More than that, she cared deeply about the questions facing the world and the Bahá’í Faith. She was not fearless, but was decidedly brave and thoughtful about choosing when and how to ask sensitive questions, and always worked for the betterment of everyone concerned and for the Cause of God.
Christine Muller, who met Lisa at the Parliament of the World’s Religions in Salt Lake City in October 2015 and who helped serve as faculty in the Science and Religion course after her passing, added this:
I was very impressed with the way Lisa encouraged discussions among the participants in the Wilmette Institute course on Science and Religion. She did this with much intelligence, creativity, and humility. I was planning to learn from her and share her approach with my fellow faculty in the Climate Change and Sustainable Development courses. She was definitely a very gifted teacher and is being missed now by many, many people.

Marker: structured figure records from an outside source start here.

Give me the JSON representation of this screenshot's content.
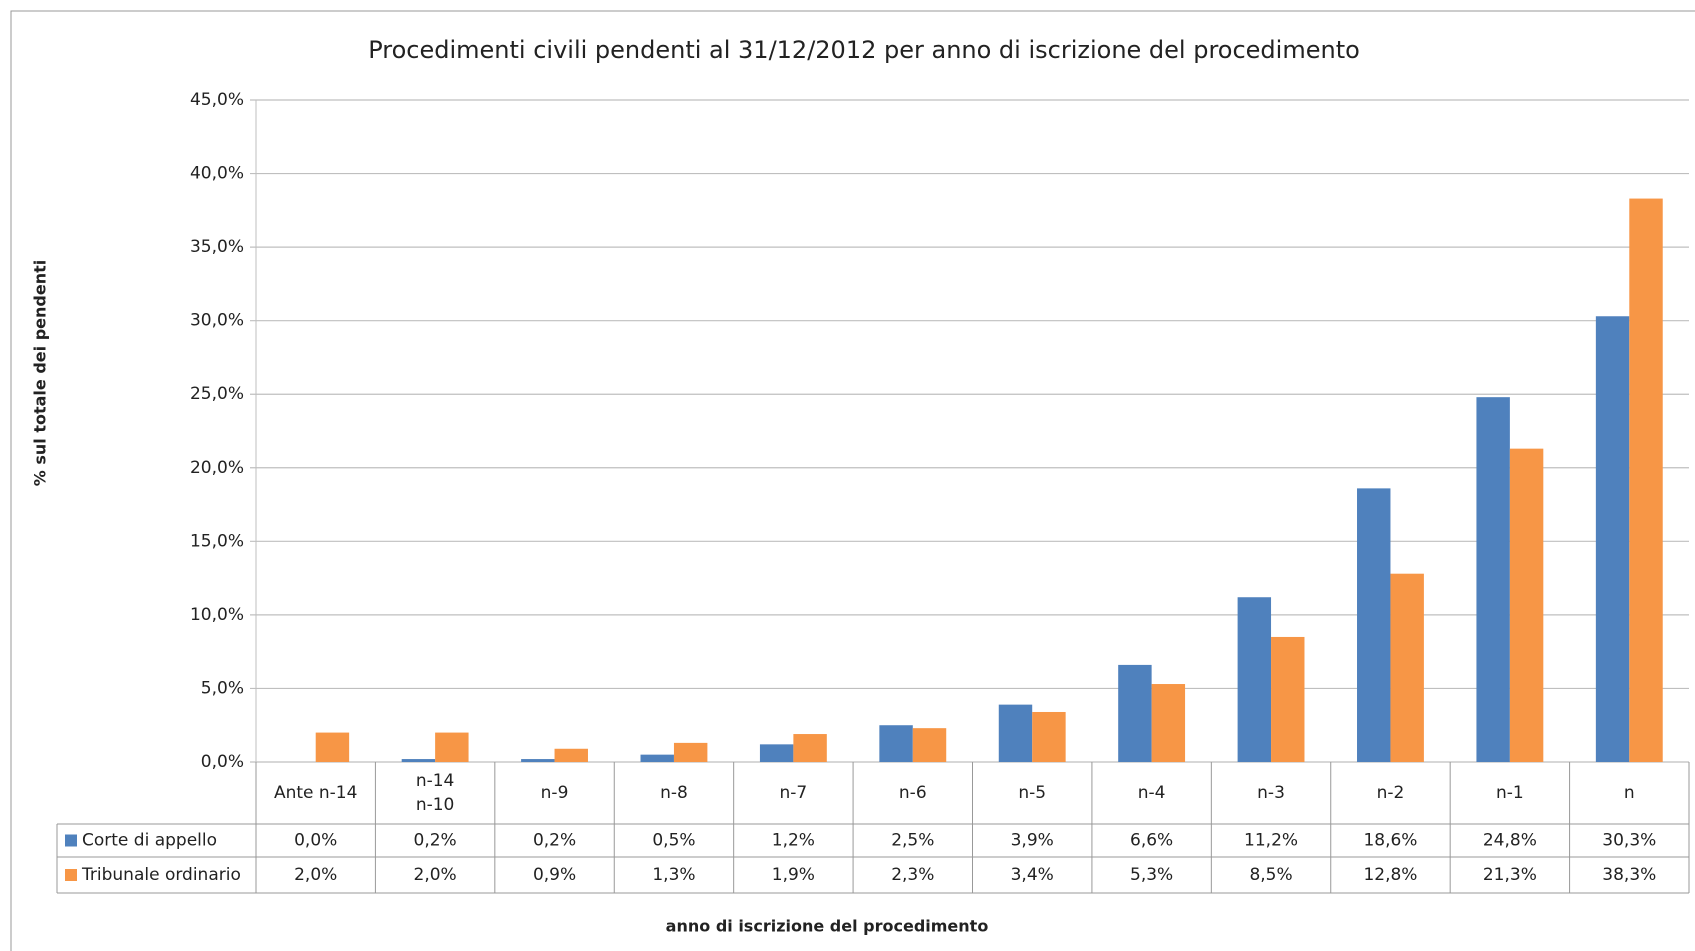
{
  "chart_data": {
    "type": "bar",
    "title": "Procedimenti civili pendenti al 31/12/2012 per anno  di iscrizione del procedimento",
    "x_label": "anno di iscrizione del procedimento",
    "y_label": "% sul totale dei pendenti",
    "categories": [
      "Ante n-14",
      "n-14\nn-10",
      "n-9",
      "n-8",
      "n-7",
      "n-6",
      "n-5",
      "n-4",
      "n-3",
      "n-2",
      "n-1",
      "n"
    ],
    "series": [
      {
        "name": "Corte di appello",
        "color": "#4f81bd",
        "values": [
          0.0,
          0.2,
          0.2,
          0.5,
          1.2,
          2.5,
          3.9,
          6.6,
          11.2,
          18.6,
          24.8,
          30.3
        ],
        "value_labels": [
          "0,0%",
          "0,2%",
          "0,2%",
          "0,5%",
          "1,2%",
          "2,5%",
          "3,9%",
          "6,6%",
          "11,2%",
          "18,6%",
          "24,8%",
          "30,3%"
        ]
      },
      {
        "name": "Tribunale ordinario",
        "color": "#f79646",
        "values": [
          2.0,
          2.0,
          0.9,
          1.3,
          1.9,
          2.3,
          3.4,
          5.3,
          8.5,
          12.8,
          21.3,
          38.3
        ],
        "value_labels": [
          "2,0%",
          "2,0%",
          "0,9%",
          "1,3%",
          "1,9%",
          "2,3%",
          "3,4%",
          "5,3%",
          "8,5%",
          "12,8%",
          "21,3%",
          "38,3%"
        ]
      }
    ],
    "ylim": [
      0,
      45
    ],
    "yticks": [
      {
        "value": 0,
        "label": "0,0%"
      },
      {
        "value": 5,
        "label": "5,0%"
      },
      {
        "value": 10,
        "label": "10,0%"
      },
      {
        "value": 15,
        "label": "15,0%"
      },
      {
        "value": 20,
        "label": "20,0%"
      },
      {
        "value": 25,
        "label": "25,0%"
      },
      {
        "value": 30,
        "label": "30,0%"
      },
      {
        "value": 35,
        "label": "35,0%"
      },
      {
        "value": 40,
        "label": "40,0%"
      },
      {
        "value": 45,
        "label": "45,0%"
      }
    ],
    "grid": true
  }
}
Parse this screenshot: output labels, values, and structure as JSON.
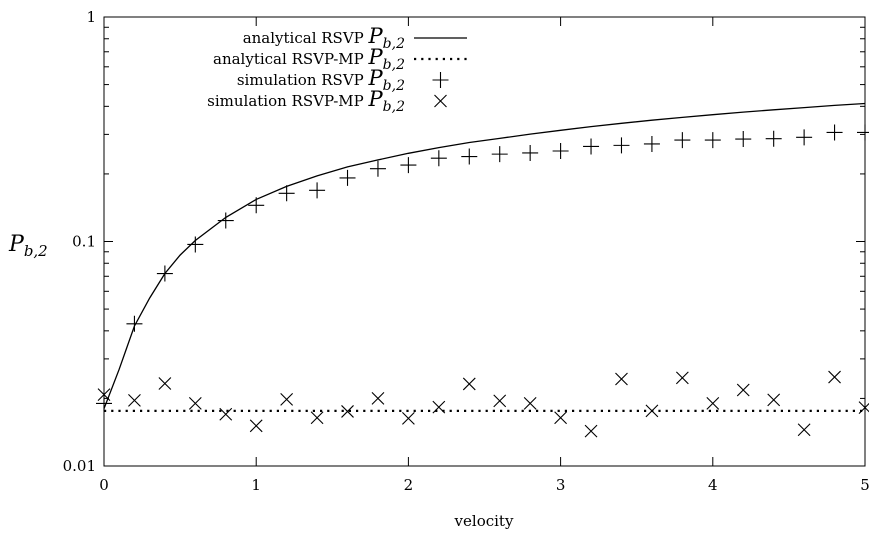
{
  "chart_data": {
    "type": "scatter",
    "xlabel": "velocity",
    "ylabel_main": "P",
    "ylabel_sub": "b,2",
    "xlim": [
      0,
      5
    ],
    "ylim": [
      0.01,
      1
    ],
    "yscale": "log",
    "grid": false,
    "legend_position": "top-left",
    "x_ticks": [
      0,
      1,
      2,
      3,
      4,
      5
    ],
    "x_tick_labels": [
      "0",
      "1",
      "2",
      "3",
      "4",
      "5"
    ],
    "y_ticks": [
      0.01,
      0.1,
      1
    ],
    "y_tick_labels": [
      "0.01",
      "0.1",
      "1"
    ],
    "series": [
      {
        "name": "analytical RSVP",
        "name_sub": "b,2",
        "style": "solid-line",
        "x": [
          0,
          0.1,
          0.2,
          0.3,
          0.4,
          0.5,
          0.6,
          0.8,
          1.0,
          1.2,
          1.4,
          1.6,
          1.8,
          2.0,
          2.2,
          2.4,
          2.6,
          2.8,
          3.0,
          3.2,
          3.4,
          3.6,
          3.8,
          4.0,
          4.2,
          4.4,
          4.6,
          4.8,
          5.0
        ],
        "y": [
          0.018,
          0.027,
          0.042,
          0.056,
          0.072,
          0.087,
          0.101,
          0.128,
          0.154,
          0.176,
          0.196,
          0.215,
          0.231,
          0.247,
          0.262,
          0.276,
          0.288,
          0.301,
          0.313,
          0.325,
          0.336,
          0.347,
          0.357,
          0.367,
          0.377,
          0.386,
          0.395,
          0.404,
          0.412
        ]
      },
      {
        "name": "analytical RSVP-MP",
        "name_sub": "b,2",
        "style": "dotted-line",
        "x": [
          0,
          5
        ],
        "y": [
          0.0176,
          0.0176
        ]
      },
      {
        "name": "simulation RSVP",
        "name_sub": "b,2",
        "style": "plus-marker",
        "x": [
          0,
          0.2,
          0.4,
          0.6,
          0.8,
          1.0,
          1.2,
          1.4,
          1.6,
          1.8,
          2.0,
          2.2,
          2.4,
          2.6,
          2.8,
          3.0,
          3.2,
          3.4,
          3.6,
          3.8,
          4.0,
          4.2,
          4.4,
          4.6,
          4.8,
          5.0
        ],
        "y": [
          0.019,
          0.043,
          0.072,
          0.097,
          0.124,
          0.145,
          0.164,
          0.169,
          0.192,
          0.211,
          0.219,
          0.235,
          0.239,
          0.245,
          0.248,
          0.253,
          0.265,
          0.268,
          0.272,
          0.283,
          0.283,
          0.286,
          0.287,
          0.291,
          0.306,
          0.306
        ]
      },
      {
        "name": "simulation RSVP-MP",
        "name_sub": "b,2",
        "style": "x-marker",
        "x": [
          0,
          0.2,
          0.4,
          0.6,
          0.8,
          1.0,
          1.2,
          1.4,
          1.6,
          1.8,
          2.0,
          2.2,
          2.4,
          2.6,
          2.8,
          3.0,
          3.2,
          3.4,
          3.6,
          3.8,
          4.0,
          4.2,
          4.4,
          4.6,
          4.8,
          5.0
        ],
        "y": [
          0.0208,
          0.0196,
          0.0233,
          0.019,
          0.017,
          0.0151,
          0.0198,
          0.0164,
          0.0175,
          0.02,
          0.0163,
          0.0183,
          0.0232,
          0.0195,
          0.019,
          0.0164,
          0.0143,
          0.0244,
          0.0176,
          0.0247,
          0.019,
          0.0218,
          0.0197,
          0.0145,
          0.0249,
          0.0182
        ]
      }
    ]
  }
}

Candace Moore Hill, the Wilmette Institute’s course designer, worked closely with Lisa online to develop the Science and Religion course and also met her for the first time at the Parliament in October. She remembers Lisa this way:
In today’s interconnected social media world, we sometimes meet new friends for the first time online. That’s where I first met Lisa Ortuno, as a faculty member for the Wilmette Institute Science and Religion course, in an email conversation. Lisa greatly enjoyed social media and the opportunity it gave her to consult and connect with people all over the world about issues dear to her heart. Her work required that she travel throughout the U.S., and she always took the opportunity to make new friends. She was a delightful companion, be it for a meal, shopping, sitting in a conference session, or singing in a choir. Scrolling through her Facebook page to read expressions of shock and dismay, her friends remember that she was a shining light of courtesy, friendship, and humility. Lisa was a good neighbor in her local community and online. She held strong beliefs about the equality of human beings of every description, in every respect. Her inner light was so attractive that you wanted nothing more than to walk with her into the future. The world is a better place because she was here with us.
Farnaz Perry, another person who met Lisa at the October Parliament, offered this memory of her:
I met Lisa Ortuno when we were both looking for a roommate at the Parliament of Religions. I was so utterly delighted when I saw her in person that first night of the conference. We immediately started to talk about religion and evolution and her work with the new translation of Some Answered Questions. Every night I looked forward to our deep and interesting discussions about the Faith and current issues. I learned so much from her in such a short time. She liked to question everything and was happy that I didn’t shy from that either. We shared intimate information about our relationships with the Faith and a bit about our families. She was better than me in watching the time so that we got enough sleep. Inside I wished we could stay up longer since every moment with her was gold. In the mornings, on our way to the conference, we joked and laughed. I was so happy I had found her. She called me “roomie,” and we had promised to go to conferences together. When we parted she said she wants us to be roommates forever. So please if you get there before me and want to attend a conference in the Abhá Kingdom remember who Lisa’s roommate is and don’t cut in line.